The area today is renowned as a colourful tourist must see area. The residents moved into the abandoned residences of the wealthy who had moved out and thus there is a run down but revitalised kitsch feeling about the pace.

 The main man who helped to make it what it is today is Benito Quinquela Martin and there is a statue of him along the waterfront.
He was single and had no children but took up painting and became a benefactor of the poor working class people of the area. These were the most disadvantaged immigrants who arrived with nothing and had to work in appalling conditions just to make ends meet. And he helped to set up this primary school in the area and was a generous benefactor for the poor of the area.
The trade mark of the area is a sort of jerry built area using whatever was to hand, rough planks, and corrugated iron to build whatever they needed. It was a poor area and anything  and everything  was used to make life a little bit better. And to make it colourful they used spare primary coloured paints to make it attractive. Almost anything was acceptable to the poor immigrants who arrived here and were looking for a new start and so a new sort of life evolved.

Today it is colourful and a tourist trap of souvenir shops. restaurants, artists selling their wares and of course plenty of authentically dressed dancers ready to tango or at least pose with tourists as this was where the tango and the music to go with it were invented.
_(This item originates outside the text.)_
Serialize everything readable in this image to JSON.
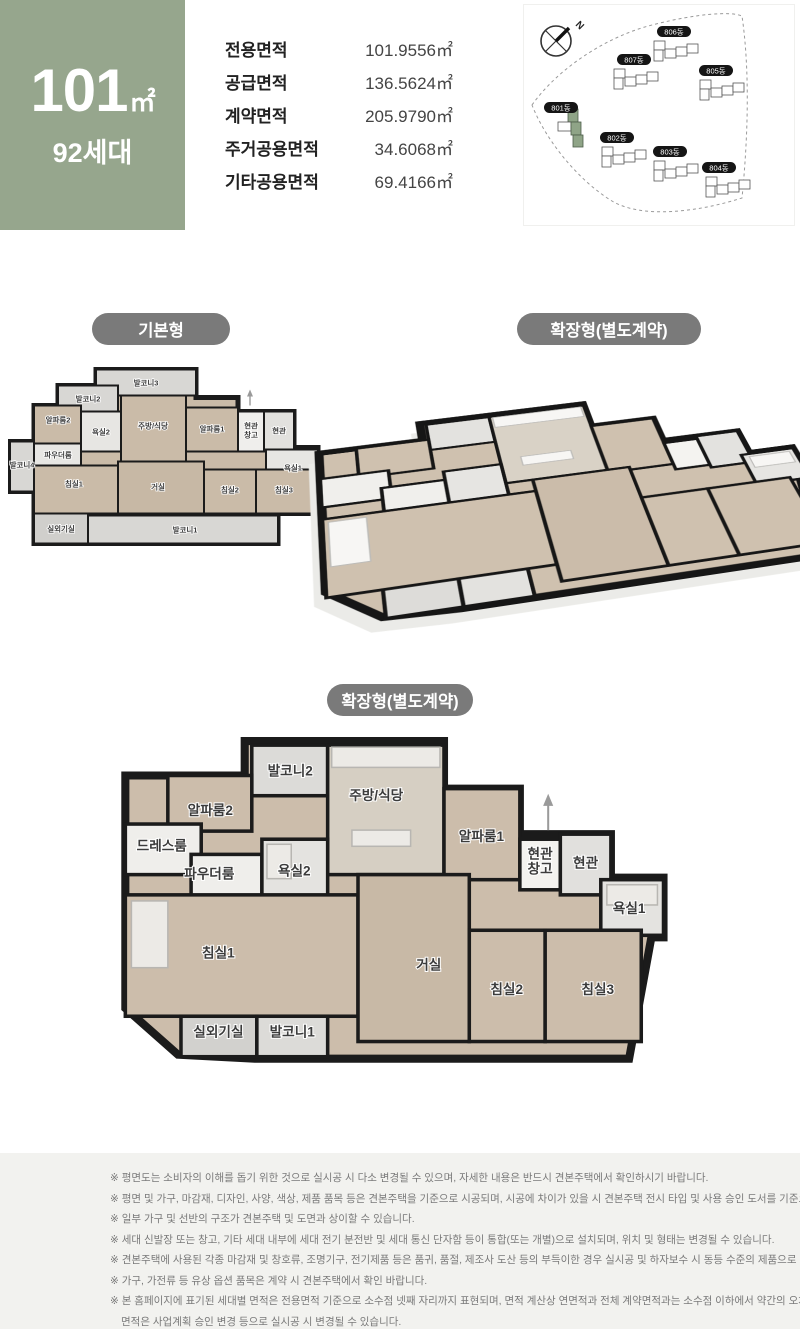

Even some of the back streets were interesting and colourful.
There are still railway tracks running through the area as goods have to be moved between the warehouses on the waterfront and the distant farms and factories.
 And in the midst of all this was a major football stadium for CABJs, the Baco Juniors. I am not interested in football but many people come here just to see the stadium.
 The significance of the stadium was lost on me but many people come just to see the stadium but then I am no football aficionado.
 And at the other  end of the scale is the opera house, built by the families who benefitted from the sweat and labour of the immigrants and built their grand mansions nd many fine public buildings including the opera house that I viewed the day before but didn't have a chance to walk around the inside. But on my return from La Boca, I took a tour of the inside of the Teatro Colon with its magnificent entrance for the wealthy who held boxes in the best positions.
 The entrance was fantastic and all of the architecture based on 19th century French or European styles although it was built at the turn of the century and not finished until 1912.
 No expense was spared and there are spectacular stained glass domes...
 intricate Ionian column heads...
 and halls...
with more stained glassed foods...
 and delicate carvings...
 and very ornamental French style reception areas...it might look 19th century or even earlier but it was completed in 1908.
 with ornate roofs...
 and finally the inside of the dome above the main auditorium...
 and a great view of the main area, a view of the tiers of private boxes. The best position to watch from the position central and low down to the stage. The president and mayor had boxes low down txt down to the stage and so very always very visible but had a poor view of the stage. In contrast the music was best  up towards the Gods  where tickets were cheapest as people there would be out of sight.
 A view from the orchestra pit upwards towards the best viewing seats and of course the most expensive.